GILGER: Lee, is there a population of people who have ... We always hear when we talk about unemployment numbers, you know, people who have stopped looking for work and therefore aren't counted in this. Is that going to be one of the bigger groups of people as we recover from this pandemic?
MCPHETERS: Well, it's a couple things going on here. When I, when I say there's 300,000 people unemployed that sounds like a huge number. But in normal times, we would have about 150,000 unemployed. Those are people that are between jobs or new entrants into the labor force or what not. So it's not as though we have this huge dead weight of 300,000 unemployed. The surprise is, of course, 150,000 others that are unemployed due to the economic downturn. And then, of course, on the sidelines, you have all the people that have dropped out that have gotten discouraged or what not, and for one reason or another are not in the official unemployment numbers. And that, that group is always there. Typically now, people that are, you know, your gig workers and people that are not formally connected to an establishment perhaps or a professional employment kind of situation, those folks would not be counted. But now at least they are getting some unemployment payment relief through the legislation here that has been enacted to try to stimulate the economy. So even though there are some folks that are kind of on the margin, they're still drawing unemployment compensation right now.

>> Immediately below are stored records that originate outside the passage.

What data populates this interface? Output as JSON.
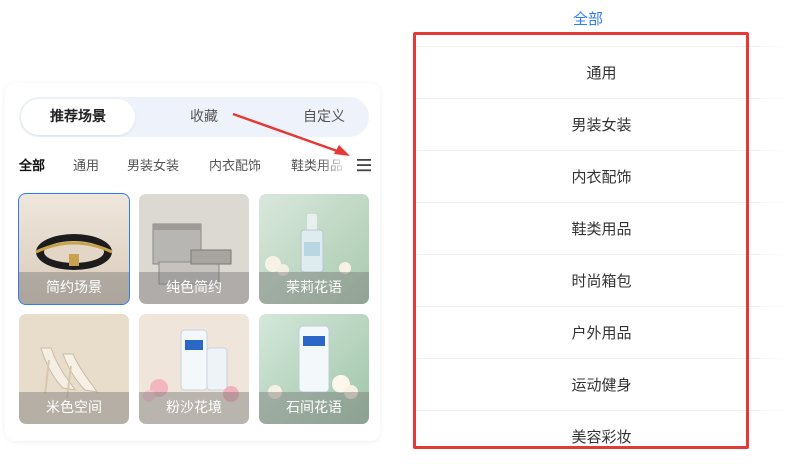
{
  "tabs": [
    "推荐场景",
    "收藏",
    "自定义"
  ],
  "categories": [
    "全部",
    "通用",
    "男装女装",
    "内衣配饰",
    "鞋类用品"
  ],
  "scenes": [
    {
      "label": "简约场景"
    },
    {
      "label": "纯色简约"
    },
    {
      "label": "茉莉花语"
    },
    {
      "label": "米色空间"
    },
    {
      "label": "粉沙花境"
    },
    {
      "label": "石间花语"
    }
  ],
  "dropdown": {
    "all_label": "全部",
    "items": [
      "通用",
      "男装女装",
      "内衣配饰",
      "鞋类用品",
      "时尚箱包",
      "户外用品",
      "运动健身",
      "美容彩妆"
    ]
  },
  "colors": {
    "accent": "#2f7bff",
    "highlight": "#e53935"
  }
}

GILGER: So what does this say about the future of the economy here in the state? Like does it look to you, looking at these numbers like this is a blip or like this is the economy picking back up and that will be on the upswing?
MCPHETERS: Well, I would say that 30,000 fast food, restaurant service workers coming back to work ... Can we repeat that month after month? If we added 40 to 45,000 new jobs every month going forward, we would actually end up the year having replaced all the lost jobs. But, you know, right now we're down over 160,000 jobs. The expectation is that we may add jobs as the economy continues to expand, but I don't think we're going to be seeing it at the rate of 45,000 a month. It would be a surprise, I think, if it averages 10 to 15,000 a month. So basically, I think we're going to end up the year still down somewhere in the range of about maybe 100, 150,000 jobs, below what we saw for last year. So it's going to take another year, year and a half to finally replace all of these lost jobs.
GILGER: Wow. All right. That is Lee McPheters, an economics professor at ASU and director of the JP Morgan Chase Economic Outlook Center there. Lee, thank you so much for the time today.
MCPHETERS: Good to talk with you, Lauren.